#2 - OHIO
The Birthplace of Superman
Comic fans are quick to point out the doomed planet Krypton as the birthplace of Superman. But in reality, Superman was born on a sleepy street somewhere on the outskirts of bustling Cleveland, sprung forth from the creative imaginations of longtime friends Jerry Siegel & Joe Shuster. The young men spent their afternoons with their noses buried deep in pulp magazines, reading tales about ladies in distress, villains, warriors, and fantasy run amok. Spurred on by newspaper editors to create something sensational, the duo put pen to paper and brought Superman to life, a hero with superhuman strength & bulletproof skin.
Years later, the tale evolved & the infant Kal-El crashed into the countryside outside of Smallville. It was the Kent family that raised the Man of Steel, teaching him to control his supernatural abilities and use his fantastic natural gifts for the benefit of humanity. Most of the time Clark, as his adoptive parents named him, was a quiet, unassuming man that blended in with his surroundings. But when danger approached & duty called, Superman flew into action, ready to protect & serve.
Today's Fantastical Heroes
Modern day superheroes have come a long way since the early days of the Man of Steel. Renowned fantasy artist, Frank Frazetta, added a level of violence and sex appeal that brought the “funnies” genre to the mature audience and into mainstream cinema where it still resides today at the top of the box office. A characteristic shared by superheroes, regardless of which ‘verse they call home, is their willingness to put themselves at risk to protect those in danger.
"We’ve heard people say ‘Do something,’ Well, this is something and it’s a significant something."
Not All Heroes Wear Capes
In 2019, outside a Dayton bar, a shooter opened fire, killing 9 and injuring 17. In the aftermath, angry mourners shouted “Do Something!” In answer to this call from the people, Governor DeWine signed two bills, one of which aims to make it easier for teachers and school staff to carry guns at school. The bill moved quickly in wake of the Uvalde school shooting in Texas which left 19 children and two adults dead at the hands of an active shooter at an unarmed school.
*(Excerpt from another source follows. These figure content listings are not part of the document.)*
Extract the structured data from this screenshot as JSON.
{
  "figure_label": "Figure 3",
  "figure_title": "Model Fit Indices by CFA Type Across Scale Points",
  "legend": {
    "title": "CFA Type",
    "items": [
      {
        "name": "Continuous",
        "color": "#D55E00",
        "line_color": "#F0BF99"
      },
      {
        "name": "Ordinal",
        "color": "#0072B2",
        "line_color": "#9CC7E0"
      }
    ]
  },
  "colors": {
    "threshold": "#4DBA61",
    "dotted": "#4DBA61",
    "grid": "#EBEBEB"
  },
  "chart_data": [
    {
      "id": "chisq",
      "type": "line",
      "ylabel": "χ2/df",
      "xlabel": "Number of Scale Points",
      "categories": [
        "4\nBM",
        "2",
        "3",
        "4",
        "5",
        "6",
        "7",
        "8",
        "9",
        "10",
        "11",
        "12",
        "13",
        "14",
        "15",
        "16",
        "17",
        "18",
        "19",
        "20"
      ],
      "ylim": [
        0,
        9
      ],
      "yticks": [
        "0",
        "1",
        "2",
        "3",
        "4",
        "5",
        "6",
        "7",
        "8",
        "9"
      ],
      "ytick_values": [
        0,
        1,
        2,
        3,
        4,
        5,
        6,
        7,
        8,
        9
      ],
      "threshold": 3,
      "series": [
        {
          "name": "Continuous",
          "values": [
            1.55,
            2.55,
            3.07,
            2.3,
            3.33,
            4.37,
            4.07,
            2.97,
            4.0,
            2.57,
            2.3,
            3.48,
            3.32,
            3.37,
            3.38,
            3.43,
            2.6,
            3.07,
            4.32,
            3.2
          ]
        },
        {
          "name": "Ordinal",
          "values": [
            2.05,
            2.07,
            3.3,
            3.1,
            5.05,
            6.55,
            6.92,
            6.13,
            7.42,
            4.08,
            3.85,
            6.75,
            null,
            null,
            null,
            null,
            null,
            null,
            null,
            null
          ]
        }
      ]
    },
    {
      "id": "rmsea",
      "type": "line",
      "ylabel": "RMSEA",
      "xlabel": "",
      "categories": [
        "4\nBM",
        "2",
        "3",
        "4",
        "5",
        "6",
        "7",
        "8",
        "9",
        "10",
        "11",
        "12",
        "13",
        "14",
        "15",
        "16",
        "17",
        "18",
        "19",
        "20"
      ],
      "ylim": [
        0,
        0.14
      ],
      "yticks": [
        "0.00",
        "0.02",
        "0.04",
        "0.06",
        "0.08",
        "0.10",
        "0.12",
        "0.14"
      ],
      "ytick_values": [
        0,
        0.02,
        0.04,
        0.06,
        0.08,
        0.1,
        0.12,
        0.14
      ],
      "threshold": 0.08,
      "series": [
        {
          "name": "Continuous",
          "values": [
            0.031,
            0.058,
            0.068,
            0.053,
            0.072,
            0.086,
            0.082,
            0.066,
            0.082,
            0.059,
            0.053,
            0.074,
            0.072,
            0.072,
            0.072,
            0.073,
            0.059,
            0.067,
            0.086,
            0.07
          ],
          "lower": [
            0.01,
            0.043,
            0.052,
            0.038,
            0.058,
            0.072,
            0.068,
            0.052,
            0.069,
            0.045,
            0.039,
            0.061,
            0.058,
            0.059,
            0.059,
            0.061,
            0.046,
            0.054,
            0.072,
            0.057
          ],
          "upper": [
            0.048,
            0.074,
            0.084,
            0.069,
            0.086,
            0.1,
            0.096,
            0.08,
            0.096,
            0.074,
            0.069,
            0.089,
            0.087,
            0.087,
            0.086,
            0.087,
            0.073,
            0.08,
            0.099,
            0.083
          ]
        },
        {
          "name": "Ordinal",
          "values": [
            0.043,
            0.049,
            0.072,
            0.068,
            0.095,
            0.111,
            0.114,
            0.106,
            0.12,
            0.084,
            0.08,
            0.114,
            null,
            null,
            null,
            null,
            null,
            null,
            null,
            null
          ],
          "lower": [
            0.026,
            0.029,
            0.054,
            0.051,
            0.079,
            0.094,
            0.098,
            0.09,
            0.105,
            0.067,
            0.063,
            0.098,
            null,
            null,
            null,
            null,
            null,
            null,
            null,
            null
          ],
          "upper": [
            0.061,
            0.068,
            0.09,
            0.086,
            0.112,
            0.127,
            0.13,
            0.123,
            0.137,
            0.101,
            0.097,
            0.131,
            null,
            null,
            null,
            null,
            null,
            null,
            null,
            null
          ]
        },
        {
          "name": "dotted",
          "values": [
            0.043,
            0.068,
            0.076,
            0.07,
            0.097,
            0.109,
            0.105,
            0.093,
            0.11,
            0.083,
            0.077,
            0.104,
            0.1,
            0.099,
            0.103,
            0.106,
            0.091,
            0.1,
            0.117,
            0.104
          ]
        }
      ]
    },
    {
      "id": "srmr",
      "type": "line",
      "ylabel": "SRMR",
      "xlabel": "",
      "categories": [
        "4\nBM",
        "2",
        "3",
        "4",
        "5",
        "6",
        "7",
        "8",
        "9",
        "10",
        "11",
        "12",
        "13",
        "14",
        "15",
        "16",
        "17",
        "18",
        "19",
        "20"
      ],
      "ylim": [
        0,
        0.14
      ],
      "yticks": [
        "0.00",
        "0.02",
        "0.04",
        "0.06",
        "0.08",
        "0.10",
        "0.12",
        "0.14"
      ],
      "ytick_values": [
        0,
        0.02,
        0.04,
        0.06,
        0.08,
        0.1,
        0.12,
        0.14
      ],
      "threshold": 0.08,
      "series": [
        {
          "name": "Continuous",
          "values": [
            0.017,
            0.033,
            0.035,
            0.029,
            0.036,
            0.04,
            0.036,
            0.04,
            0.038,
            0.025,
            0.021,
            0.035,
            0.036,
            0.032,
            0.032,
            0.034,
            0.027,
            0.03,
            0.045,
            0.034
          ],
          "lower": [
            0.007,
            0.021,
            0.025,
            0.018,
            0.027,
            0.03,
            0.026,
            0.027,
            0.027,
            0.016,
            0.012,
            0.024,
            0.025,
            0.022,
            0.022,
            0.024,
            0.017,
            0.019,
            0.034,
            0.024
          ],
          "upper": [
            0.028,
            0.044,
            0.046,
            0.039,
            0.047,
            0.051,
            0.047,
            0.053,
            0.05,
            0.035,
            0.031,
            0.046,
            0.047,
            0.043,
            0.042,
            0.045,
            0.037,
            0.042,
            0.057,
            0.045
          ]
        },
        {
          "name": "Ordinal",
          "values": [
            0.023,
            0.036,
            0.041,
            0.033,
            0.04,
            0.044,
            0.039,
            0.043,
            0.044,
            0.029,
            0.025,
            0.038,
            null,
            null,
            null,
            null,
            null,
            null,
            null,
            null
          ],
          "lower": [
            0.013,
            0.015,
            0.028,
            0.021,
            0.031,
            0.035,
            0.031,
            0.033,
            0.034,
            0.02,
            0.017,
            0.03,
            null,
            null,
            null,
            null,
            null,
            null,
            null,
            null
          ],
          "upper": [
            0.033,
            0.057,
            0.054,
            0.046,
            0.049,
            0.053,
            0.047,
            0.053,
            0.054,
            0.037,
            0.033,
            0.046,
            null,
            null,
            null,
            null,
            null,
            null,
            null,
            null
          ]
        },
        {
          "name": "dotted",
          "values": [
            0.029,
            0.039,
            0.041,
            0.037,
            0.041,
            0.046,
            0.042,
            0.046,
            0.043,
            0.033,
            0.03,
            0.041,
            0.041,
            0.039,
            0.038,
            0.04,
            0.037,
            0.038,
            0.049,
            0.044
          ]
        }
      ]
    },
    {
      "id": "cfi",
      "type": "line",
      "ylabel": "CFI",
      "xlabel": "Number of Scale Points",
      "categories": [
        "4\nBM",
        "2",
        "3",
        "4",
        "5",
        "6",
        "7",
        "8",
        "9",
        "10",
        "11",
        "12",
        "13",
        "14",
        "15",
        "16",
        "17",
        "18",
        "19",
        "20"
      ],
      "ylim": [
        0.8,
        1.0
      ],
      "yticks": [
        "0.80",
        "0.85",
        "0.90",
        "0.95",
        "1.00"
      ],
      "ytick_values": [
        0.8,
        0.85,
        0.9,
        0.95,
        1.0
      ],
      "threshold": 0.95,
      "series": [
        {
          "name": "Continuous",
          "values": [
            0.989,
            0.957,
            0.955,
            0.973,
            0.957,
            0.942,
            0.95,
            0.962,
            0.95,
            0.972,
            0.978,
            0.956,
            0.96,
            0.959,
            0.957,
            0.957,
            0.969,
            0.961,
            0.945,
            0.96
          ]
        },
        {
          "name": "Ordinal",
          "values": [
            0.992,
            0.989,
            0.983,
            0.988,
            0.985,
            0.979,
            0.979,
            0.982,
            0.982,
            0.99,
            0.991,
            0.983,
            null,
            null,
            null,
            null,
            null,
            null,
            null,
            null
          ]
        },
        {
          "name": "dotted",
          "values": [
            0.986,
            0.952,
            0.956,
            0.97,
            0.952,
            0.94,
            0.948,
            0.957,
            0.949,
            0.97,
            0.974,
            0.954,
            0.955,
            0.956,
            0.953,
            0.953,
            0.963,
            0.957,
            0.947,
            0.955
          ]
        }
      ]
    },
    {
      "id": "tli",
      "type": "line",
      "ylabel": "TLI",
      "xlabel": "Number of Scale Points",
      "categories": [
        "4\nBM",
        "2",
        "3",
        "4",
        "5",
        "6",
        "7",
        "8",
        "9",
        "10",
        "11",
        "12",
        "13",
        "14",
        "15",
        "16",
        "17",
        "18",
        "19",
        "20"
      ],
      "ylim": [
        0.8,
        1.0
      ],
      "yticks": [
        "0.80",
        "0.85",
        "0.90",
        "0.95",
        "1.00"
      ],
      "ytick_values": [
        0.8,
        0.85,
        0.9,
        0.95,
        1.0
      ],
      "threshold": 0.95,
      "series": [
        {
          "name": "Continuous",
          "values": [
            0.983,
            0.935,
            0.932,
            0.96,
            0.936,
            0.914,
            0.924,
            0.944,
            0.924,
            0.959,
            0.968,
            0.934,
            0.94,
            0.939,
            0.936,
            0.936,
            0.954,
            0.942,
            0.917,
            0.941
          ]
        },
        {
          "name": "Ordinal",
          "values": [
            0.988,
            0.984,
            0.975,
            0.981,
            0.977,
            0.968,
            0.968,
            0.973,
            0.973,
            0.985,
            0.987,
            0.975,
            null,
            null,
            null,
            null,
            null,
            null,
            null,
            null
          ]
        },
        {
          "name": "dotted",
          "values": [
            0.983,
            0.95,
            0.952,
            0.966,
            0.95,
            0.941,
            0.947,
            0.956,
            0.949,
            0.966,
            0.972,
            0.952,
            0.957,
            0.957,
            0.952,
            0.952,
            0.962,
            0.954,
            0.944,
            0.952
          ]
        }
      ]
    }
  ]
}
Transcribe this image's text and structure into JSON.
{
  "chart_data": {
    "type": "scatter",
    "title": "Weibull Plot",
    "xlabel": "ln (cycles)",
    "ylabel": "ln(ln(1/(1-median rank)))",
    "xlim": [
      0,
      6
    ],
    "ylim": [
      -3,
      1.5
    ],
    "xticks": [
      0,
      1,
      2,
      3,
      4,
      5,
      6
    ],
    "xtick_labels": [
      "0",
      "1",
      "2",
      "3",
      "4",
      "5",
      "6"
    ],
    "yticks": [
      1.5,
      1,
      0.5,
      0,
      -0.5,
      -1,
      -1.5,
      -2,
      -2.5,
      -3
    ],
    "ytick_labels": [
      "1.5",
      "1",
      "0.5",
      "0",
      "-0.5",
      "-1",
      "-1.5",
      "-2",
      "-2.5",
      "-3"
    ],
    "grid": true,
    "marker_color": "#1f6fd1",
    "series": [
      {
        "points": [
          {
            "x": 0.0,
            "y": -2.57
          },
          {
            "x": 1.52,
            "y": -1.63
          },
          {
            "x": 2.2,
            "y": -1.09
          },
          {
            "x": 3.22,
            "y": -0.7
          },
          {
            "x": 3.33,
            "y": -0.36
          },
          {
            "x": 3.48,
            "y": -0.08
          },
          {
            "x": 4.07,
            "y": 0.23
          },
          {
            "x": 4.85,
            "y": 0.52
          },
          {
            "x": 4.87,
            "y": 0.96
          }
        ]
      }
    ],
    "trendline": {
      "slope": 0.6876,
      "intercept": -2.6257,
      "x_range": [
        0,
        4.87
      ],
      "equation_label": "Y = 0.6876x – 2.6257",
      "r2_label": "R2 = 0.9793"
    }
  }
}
“We’ve heard people say ‘Do something,’” State Senator Terry Johnson said on the Senate floor. “Well, this is something and it’s a significant something.” Republican State Senator Antani strongly supported the bill stating “probably the most important thing we have done to prevent a school shooter in Ohio.”
The angry mob cried for stricter gun control legislation. What they got – thanks to the brave lawmakers that had the courage to see through crisis fog – was more power to the people for their own self-defense.
The other bill – with even greater potential to increase the safety of Ohioans – is commonly known as the “stand your ground” bill, eliminating Ohio’s “duty to retreat” before using force in self-defense.
The Hero in You
Can you deflect bullets off your chest? Stop a speeding locomotive? Leap a tall building in a single bound?
If not, don’t feel bad – most of us mortals can’t. Fortunately, chances are good you’ll never find yourself standing in front of a burning building or starring down an active shooter. You may go your entire life without a chance to save the day and enjoy your 15 minutes of fame.
But what if you don’t need superhuman strength and a chance encounter with fate to be extraordinary?
What if being a hero was as simple as following just laws, living a life of morals and values, exercising your constitutionally-protected rights, and being willing to stand in defense of your family, community & country when they need you most?
Constitutional open carry is an OVERT ACT OF SERVICE, the responsibility of which is accepted by a citizen who stands ready to be someone’s hero.